Si l'on donne, dix autres enfants accourent, les uns en béquille, les autres en chariot, d'autres avec des bébés de 5 mois dans les bras. Chaque fois qu'on donne, on enrichit un proxénète. Il n'est pas rare que ce soit un policier. Ici on l'appelle Miet. Il y a longtemps, il s'appelait Sao. Il est né au Vietnam, au bord du grand fleuve, sur l'un des neuf bras du delta. Le Mékong est le fleuve des enfants. De l'immense delta vietnamien aux gorges escarpées du Laos, dans ces terres indochinoises où la moitié de la population a moins de 15 ans, des millions d'enfants se pressent autour de ses eaux tièdes.

Sao est le sixième enfant d'une famille de Sud-Vietnamiens installés depuis toujours au village de Mytho, dont les petites maisons sur pilotis, faites de feuilles de cocotier d'eau, s'alignent le long de l'unique rue. Dès l'aube, à l'heure où un semblant de fraîcheur baigne le delta, tout le monde part au marché flottant de Cantho, sur un sampan gorgé de concombres, de citrouilles, de pastèques, de mangues, de ramboutans, de goyaves, de sapotilles, de papayes et de fruits du dragon vert, dans un entrelacs de barques, de péniches et de jonques à moteur. Toute la famille est là, venue vendre les produits du petit jardin irrigué par le grand fleuve. À 4 heures du matin, les neuf bras du delta bruissent de ce commerce grouillant et coloré, où les taches vertes, jaunes, rouges, bleues, roses et brunes dessinent dans l'aube violette la toile d'un Bonnard exotique.

Puis l'on revient travailler dans la fabrique à décortiquer le riz comme il y en a dans presque chaque village. Chacun y a sa tâche. L'un apporte les sacs de riz, l'autre, huile le moteur, un troisième surveille les poulies, un quatrième récupère l'écorce. Leur maigre torse est luisant. Ils s'arrêteront pour déjeuner d'une soupe, où l'on met du poivre, de l'ananas, du gingembre, de la coriandre, tout ce qui pousse au bord du Mékong, et d'un ragoût de rat, de serpent ou de chien. Sao a neuf ans. L'arrivée de touristes blancs au long nez l'amuse autant que le spectacle des théâtres ambulants qui sillonnent la région, avec leurs dragons plus drôles que méchants, issus du folklore traditionnel chinois.

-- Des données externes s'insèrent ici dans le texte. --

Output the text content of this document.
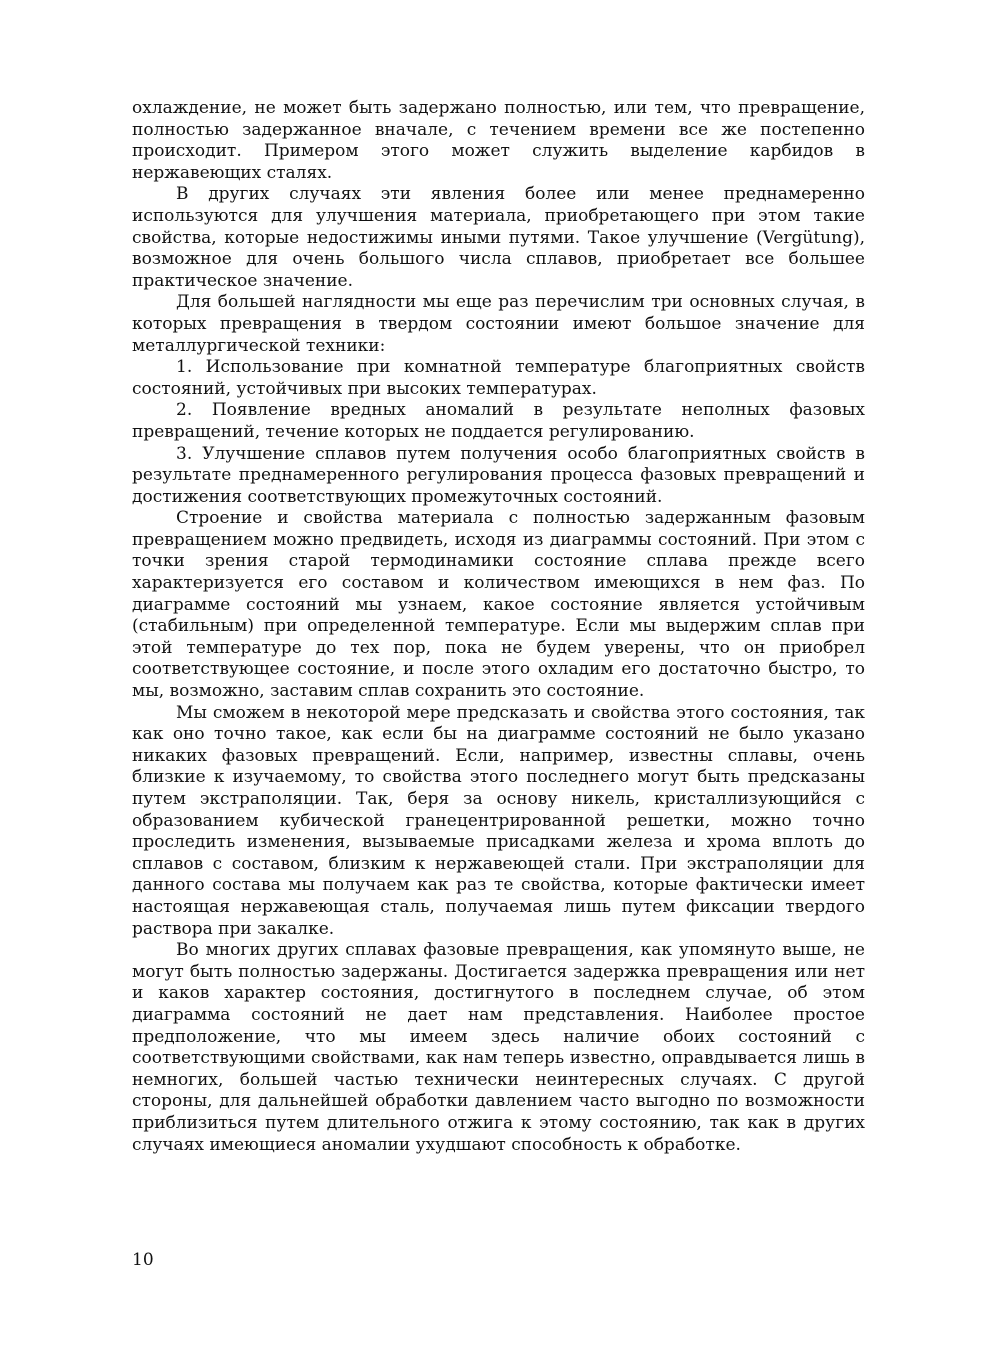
охлаждение, не может быть задержано полностью, или тем, что превращение, полностью задержанное вначале, с течением времени все же постепенно происходит. Примером этого может служить выделение карбидов в нержавеющих сталях.

В других случаях эти явления более или менее преднамеренно используются для улучшения материала, приобретающего при этом такие свойства, которые недостижимы иными путями. Такое улучшение (Vergütung), возможное для очень большого числа сплавов, приобретает все большее практическое значение.

Для большей наглядности мы еще раз перечислим три основных случая, в которых превращения в твердом состоянии имеют большое значение для металлургической техники:

1. Использование при комнатной температуре благоприятных свойств состояний, устойчивых при высоких температурах.

2. Появление вредных аномалий в результате неполных фазовых превращений, течение которых не поддается регулированию.

3. Улучшение сплавов путем получения особо благоприятных свойств в результате преднамеренного регулирования процесса фазовых превращений и достижения соответствующих промежуточных состояний.

Строение и свойства материала с полностью задержанным фазовым превращением можно предвидеть, исходя из диаграммы состояний. При этом с точки зрения старой термодинамики состояние сплава прежде всего характеризуется его составом и количеством имеющихся в нем фаз. По диаграмме состояний мы узнаем, какое состояние является устойчивым (стабильным) при определенной температуре. Если мы выдержим сплав при этой температуре до тех пор, пока не будем уверены, что он приобрел соответствующее состояние, и после этого охладим его достаточно быстро, то мы, возможно, заставим сплав сохранить это состояние.

Мы сможем в некоторой мере предсказать и свойства этого состояния, так как оно точно такое, как если бы на диаграмме состояний не было указано никаких фазовых превращений. Если, например, известны сплавы, очень близкие к изучаемому, то свойства этого последнего могут быть предсказаны путем экстраполяции. Так, беря за основу никель, кристаллизующийся с образованием кубической гранецентрированной решетки, можно точно проследить изменения, вызываемые присадками железа и хрома вплоть до сплавов с составом, близким к нержавеющей стали. При экстраполяции для данного состава мы получаем как раз те свойства, которые фактически имеет настоящая нержавеющая сталь, получаемая лишь путем фиксации твердого раствора при закалке.

Во многих других сплавах фазовые превращения, как упомянуто выше, не могут быть полностью задержаны. Достигается задержка превращения или нет и каков характер состояния, достигнутого в последнем случае, об этом диаграмма состояний не дает нам представления. Наиболее простое предположение, что мы имеем здесь наличие обоих состояний с соответствующими свойствами, как нам теперь известно, оправдывается лишь в немногих, большей частью технически неинтересных случаях. С другой стороны, для дальнейшей обработки давлением часто выгодно по возможности приблизиться путем длительного отжига к этому состоянию, так как в других случаях имеющиеся аномалии ухудшают способность к обработке.

10
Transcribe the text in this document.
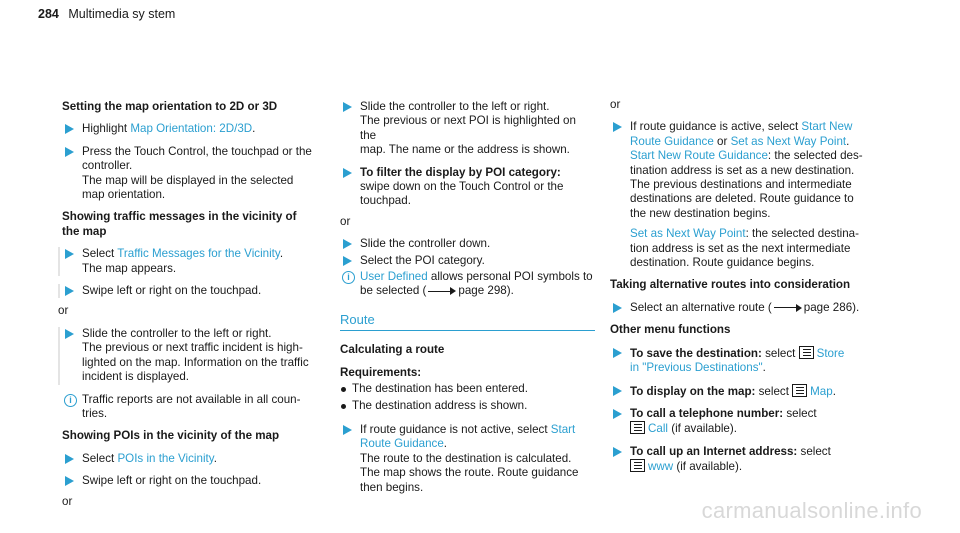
284 Multimedia sy stem
Setting the map orientation to 2D or 3D
Highlight Map Orientation: 2D/3D.
Press the Touch Control, the touchpad or the
controller.
The map will be displayed in the selected
map orientation.
Showing traffic messages in the vicinity of
the map
Select Traffic Messages for the Vicinity.
The map appears.
Swipe left or right on the touchpad.
or
Slide the controller to the left or right.
The previous or next traffic incident is high-
lighted on the map. Information on the traffic
incident is displayed.
i Traffic reports are not available in all coun-
tries.
Showing POIs in the vicinity of the map
Select POIs in the Vicinity.
Swipe left or right on the touchpad.
or
Slide the controller to the left or right.
The previous or next POI is highlighted on the
map. The name or the address is shown.
To filter the display by POI category:
swipe down on the Touch Control or the
touchpad.
or
Slide the controller down.
Select the POI category.
i User Defined allows personal POI symbols to
be selected (	page 298).
Route
Calculating a route
Requirements:
The destination has been entered.
The destination address is shown.
If route guidance is not active, select Start
Route Guidance.
The route to the destination is calculated.
The map shows the route. Route guidance
then begins.
or
If route guidance is active, select Start New
Route Guidance or Set as Next Way Point.
Start New Route Guidance: the selected des-
tination address is set as a new destination.
The previous destinations and intermediate
destinations are deleted. Route guidance to
the new destination begins.
Set as Next Way Point: the selected destina-
tion address is set as the next intermediate
destination. Route guidance begins.
Taking alternative routes into consideration
Select an alternative route (	page 286).
Other menu functions
To save the destination: select
Store
in "Previous Destinations".
To display on the map: select
Map.
To call a telephone number: select
Call (if available).
To call up an Internet address: select
www (if available).
carmanualsonline.info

Quelque fois ils vont à Saigon, à quatre sur la mobylette familiale: le père devant, Sao, la petite sœur, la mère derrière. Le dernier enfant a été confié à l'orphelinat. Des Français ont proposé de l'adopter. Le Vietnam a longtemps été le premier pays de l'adoption. Aujourd'hui, c'est devenu plus difficile. La France et le Vietnam ont signé en 1999 une convention, mais le problème des dons aux familles ou aux orphelinats reste entier. Plus de 1000 dossiers sont en panne. Le père voudrait bien toucher une partie de la vente de l'enfant. Il va voir Mlle Thi-Nhi. C'est une ancienne infirmière, elle sait ce qu'il faut faire, on pourra peut-être s'arranger.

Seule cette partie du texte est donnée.